Esta sorpresa puede disiparse. No es tan extraño que dos «interesados» no se escuchen si pensamos que no nos importa nada más lo que decimos, sino también quiénes lo decimos. Afirmar que nos preocupa mucho el país y desdeñar a los demás que opinan sobre él es un modo de hipocresía. Su único antídoto es juzgar el valor de la opinión. Cuando la conversación se vuelve áspera y de pronto es una lucha (se puede diagnosticar este cambio porque todos al rededor comienzan a incomodarse), las palabras se degradan. Se vuelven lo mismo que ladridos y, en realidad, que mordidas, porque no escuchar lo que el otro grita e intentar gritar más fuerte es lo mismo que intentar someterlo por la fuerza. Interrumpir el discurso del otro es cortarle las palabras a la fuerza. Pero la fuerza no es la cualidad que da valor a la palabra. A veces no nos damos cuenta de que no nos interesa el discurso, sino que nos interesamos más nosotros mismos. El foco de quien discute así es él mismo: se interesa tanto que defiende su postura como si en un enfrentamiento devolviera desafiante el empujón de cualquier ofensor que lo pone a prueba.
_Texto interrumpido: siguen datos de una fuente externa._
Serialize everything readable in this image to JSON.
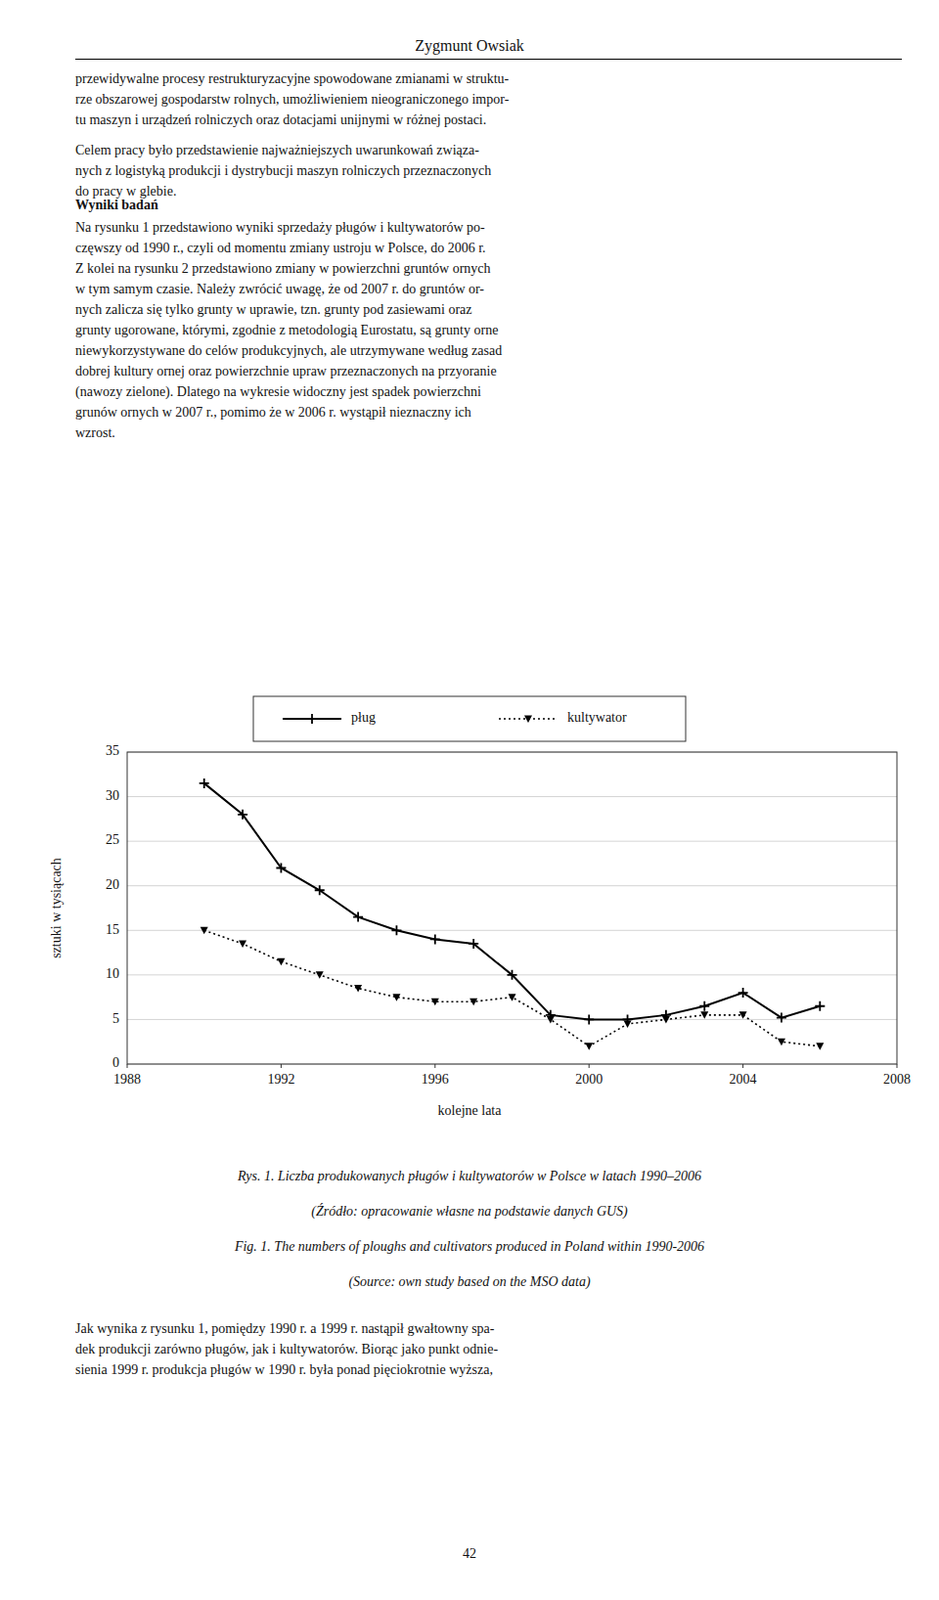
{
  "page": {
    "title": "Zygmunt Owsiak",
    "paragraphs": [
      "przewidywalne procesy restrukturyzacyjne spowodowane zmianami w struktu-\nrze obszarowej gospodarstw rolnych, umożliwieniem nieograniczonego impor-\ntu maszyn i urządzeń rolniczych oraz dotacjami unijnymi w różnej postaci.",
      "Celem pracy było przedstawienie najważniejszych uwarunkowań związa-\nnych z logistyką produkcji i dystrybucji maszyn rolniczych przeznaczonych\ndo pracy w glebie."
    ],
    "section_header": "Wyniki badań",
    "section_text": "Na rysunku 1 przedstawiono wyniki sprzedaży pługów i kultywatorów po-\nczęwszy od 1990 r., czyli od momentu zmiany ustroju w Polsce, do 2006 r.\nZ kolei na rysunku 2 przedstawiono zmiany w powierzchni gruntów ornych\nw tym samym czasie. Należy zwrócić uwagę, że od 2007 r. do gruntów or-\nnych zalicza się tylko grunty w uprawie, tzn. grunty pod zasiewami oraz\ngrunty ugorowane, którymi, zgodnie z metodologią Eurostatu, są grunty orne\nniewykorzystywane do celów produkcyjnych, ale utrzymywane według zasad\ndobrej kultury ornej oraz powierzchnie upraw przeznaczonych na przyoranie\n(nawozy zielone). Dlatego na wykresie widoczny jest spadek powierzchni\ngrunów ornych w 2007 r., pomimo że w 2006 r. wystąpił nieznaczny ich\nwzrost.",
    "footer": "Jak wynika z rysunku 1, pomiędzy 1990 r. a 1999 r. nastąpił gwałtowny spa-\ndek produkcji zarówno pługów, jak i kultywatorów. Biorąc jako punkt odnie-\nsienia 1999 r. produkcja pługów w 1990 r. była ponad pięciokrotnie wyższa,",
    "page_number": "42"
  },
  "chart_data": {
    "type": "line",
    "xlabel": "kolejne lata",
    "ylabel": "sztuki w tysiącach",
    "x": [
      1990,
      1991,
      1992,
      1993,
      1994,
      1995,
      1996,
      1997,
      1998,
      1999,
      2000,
      2001,
      2002,
      2003,
      2004,
      2005,
      2006
    ],
    "series": [
      {
        "name": "pług",
        "color": "#000000",
        "line_style": "solid",
        "marker": "plus",
        "values": [
          31.5,
          28.0,
          22.0,
          19.5,
          16.5,
          15.0,
          14.0,
          13.5,
          10.0,
          5.5,
          5.0,
          5.0,
          5.5,
          6.5,
          8.0,
          5.2,
          6.5
        ]
      },
      {
        "name": "kultywator",
        "color": "#000000",
        "line_style": "dotted",
        "marker": "triangle-down",
        "values": [
          15.0,
          13.5,
          11.5,
          10.0,
          8.5,
          7.5,
          7.0,
          7.0,
          7.5,
          5.0,
          2.0,
          4.5,
          5.0,
          5.5,
          5.5,
          2.5,
          2.0
        ]
      }
    ],
    "xlim": [
      1988,
      2008
    ],
    "xticks": [
      1988,
      1992,
      1996,
      2000,
      2004,
      2008
    ],
    "ylim": [
      0,
      35
    ],
    "yticks": [
      0,
      5,
      10,
      15,
      20,
      25,
      30,
      35
    ],
    "grid": true,
    "legend": "top",
    "annotations": [
      "Rys. 1. Liczba produkowanych pługów i kultywatorów w Polsce w latach 1990–2006",
      "(Źródło: opracowanie własne na podstawie danych GUS)",
      "Fig. 1. The numbers of ploughs and cultivators produced in Poland within 1990-2006",
      "(Source: own study based on the MSO data)"
    ]
  }
}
Dar la oportunidad de opinar, y soportar el riguroso juicio de la propia posición es la única manera de que el ejercicio de escuchar se vuelva valioso. La libertad de expresión no sirve de nada cuando se entiende como espacio para decir lo que sea sin persecución ni juicio, porque sin buen sentido de quien entiende lo dicho no hay nada dicho. Gritar impunemente sandeces al Cielo no es libertad de expresión. Sólo con la práctica del silencio, muchas veces solamente por respeto, y en las mejores por genuino interés, se puede hacer tan importante escuchar como hablar. Por su parte, hablar resulta que sólo tiene sentido cuando se tiene capacidad para escuchar, y cualquiera con un mínimo de decencia podrá darse cuenta de por qué. El silencio atento es el mejor inicio para juzgar el valor de la opinión (seguido de la conversación, claro). Es difícil, como todo buen hábito, acostumbrarse a considerar lo que otros dicen; pero tiene grandes ventajas. Quizá la más importante para nuestra situación actual es que muestra una disposición, que requerimos desesperadamente, a interesarse por el otro.